Basic salary is defined as the amount an employee earns before making any addition or deduction to it. The basic salary excludes bonuses, insurance premiums, and overtime pay. The components such as gratuity, provident fund, bonus, etc., are determined as per an employee’s basic salary. The government may redefine the norms of basic salary from time to time. The meaning of basic salary would be more transparent after going through the question below.
Basic salary is obtained by excluding the gross and the net salary from the total pay. The formula is:
Basic salary = Gross salary - Allowances (DA + HRA + LTA + others) - Bonus - Reimbursements.
For example,
Salary | Amount (rupees) |
Total salary | 40000 |
Tax deductions | 4000 |
Professional tax | 2000 |
Allowances | 18000 |
Basic salary | 16000 |
Basic salary = Gross salary - Allowances (DA + HRA + LTA + others) - Bonus - Reimbursements
The basic salary of an employee is dependent on many factors such as employee experience, qualifications, and the functions of the job role. Basic salary is the minimum amount of the payee of an employee which every organization follows.

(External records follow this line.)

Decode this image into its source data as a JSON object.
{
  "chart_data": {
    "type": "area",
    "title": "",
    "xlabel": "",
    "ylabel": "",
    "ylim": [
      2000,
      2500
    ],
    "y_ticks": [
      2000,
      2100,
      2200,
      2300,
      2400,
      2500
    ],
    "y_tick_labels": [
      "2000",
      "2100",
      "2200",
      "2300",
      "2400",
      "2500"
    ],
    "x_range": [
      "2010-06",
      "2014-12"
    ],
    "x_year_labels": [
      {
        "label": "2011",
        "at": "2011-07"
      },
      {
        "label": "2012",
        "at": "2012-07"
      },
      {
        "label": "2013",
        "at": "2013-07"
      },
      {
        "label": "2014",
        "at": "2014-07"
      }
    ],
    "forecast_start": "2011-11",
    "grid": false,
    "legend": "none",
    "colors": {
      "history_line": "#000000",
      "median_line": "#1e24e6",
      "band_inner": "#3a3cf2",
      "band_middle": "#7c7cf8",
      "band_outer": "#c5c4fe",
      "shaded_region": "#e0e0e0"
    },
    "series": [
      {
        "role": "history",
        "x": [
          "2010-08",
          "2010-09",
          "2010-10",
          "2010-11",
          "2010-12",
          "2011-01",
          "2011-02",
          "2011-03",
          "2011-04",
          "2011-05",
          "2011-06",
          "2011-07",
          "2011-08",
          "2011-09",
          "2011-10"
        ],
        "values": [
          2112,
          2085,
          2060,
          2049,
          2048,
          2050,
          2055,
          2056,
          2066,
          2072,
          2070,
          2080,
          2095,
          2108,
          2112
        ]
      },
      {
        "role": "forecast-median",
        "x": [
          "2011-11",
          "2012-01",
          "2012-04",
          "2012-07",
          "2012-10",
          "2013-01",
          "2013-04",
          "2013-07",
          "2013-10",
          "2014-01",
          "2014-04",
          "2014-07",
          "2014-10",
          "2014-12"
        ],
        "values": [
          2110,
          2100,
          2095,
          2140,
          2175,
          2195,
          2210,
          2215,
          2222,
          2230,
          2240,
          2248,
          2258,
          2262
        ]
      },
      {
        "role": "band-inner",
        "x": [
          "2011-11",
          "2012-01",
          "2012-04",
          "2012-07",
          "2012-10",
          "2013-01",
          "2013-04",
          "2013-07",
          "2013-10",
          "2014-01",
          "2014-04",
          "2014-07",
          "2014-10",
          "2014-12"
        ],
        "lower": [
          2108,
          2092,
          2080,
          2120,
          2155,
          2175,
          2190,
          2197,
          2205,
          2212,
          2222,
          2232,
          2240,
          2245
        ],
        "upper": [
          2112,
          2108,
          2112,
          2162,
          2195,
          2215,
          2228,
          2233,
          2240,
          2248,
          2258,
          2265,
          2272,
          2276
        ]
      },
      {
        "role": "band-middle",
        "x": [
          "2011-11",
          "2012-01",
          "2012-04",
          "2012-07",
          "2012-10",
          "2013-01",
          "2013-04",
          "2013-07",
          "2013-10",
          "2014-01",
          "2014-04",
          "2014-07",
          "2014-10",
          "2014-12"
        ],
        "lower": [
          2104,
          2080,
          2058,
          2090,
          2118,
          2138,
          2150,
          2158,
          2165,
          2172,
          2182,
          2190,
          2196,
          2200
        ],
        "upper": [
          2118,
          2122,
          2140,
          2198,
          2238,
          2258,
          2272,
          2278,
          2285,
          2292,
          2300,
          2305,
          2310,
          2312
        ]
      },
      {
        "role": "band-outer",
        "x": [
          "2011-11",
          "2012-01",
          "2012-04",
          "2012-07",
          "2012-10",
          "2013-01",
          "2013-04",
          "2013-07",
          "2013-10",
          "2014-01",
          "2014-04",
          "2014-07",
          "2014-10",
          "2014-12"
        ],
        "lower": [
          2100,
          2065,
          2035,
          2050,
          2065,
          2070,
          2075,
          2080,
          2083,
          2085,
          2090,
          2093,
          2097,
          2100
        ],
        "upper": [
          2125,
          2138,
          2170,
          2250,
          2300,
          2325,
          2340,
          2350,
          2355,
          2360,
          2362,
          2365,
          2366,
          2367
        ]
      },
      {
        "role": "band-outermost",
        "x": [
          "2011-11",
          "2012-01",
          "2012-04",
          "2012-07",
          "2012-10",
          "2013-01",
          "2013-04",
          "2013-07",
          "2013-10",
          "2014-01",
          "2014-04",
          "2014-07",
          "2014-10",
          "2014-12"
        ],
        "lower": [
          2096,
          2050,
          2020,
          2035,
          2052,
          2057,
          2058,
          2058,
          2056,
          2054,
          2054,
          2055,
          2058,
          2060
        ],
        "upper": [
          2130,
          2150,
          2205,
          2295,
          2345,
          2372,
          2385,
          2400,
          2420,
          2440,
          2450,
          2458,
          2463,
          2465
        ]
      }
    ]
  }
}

The gross salary is the total amount of salary given to an employee including the statutory additions and the deductions. Meanwhile, the basic salary is the salary given to an employee without any additions or deductions.
The basic salary is taxable and should not be greater than 40% of the CTC. Moreover, lower basic pay results in more variable pay. Also, It should not be too low as it results in reduction in other components too.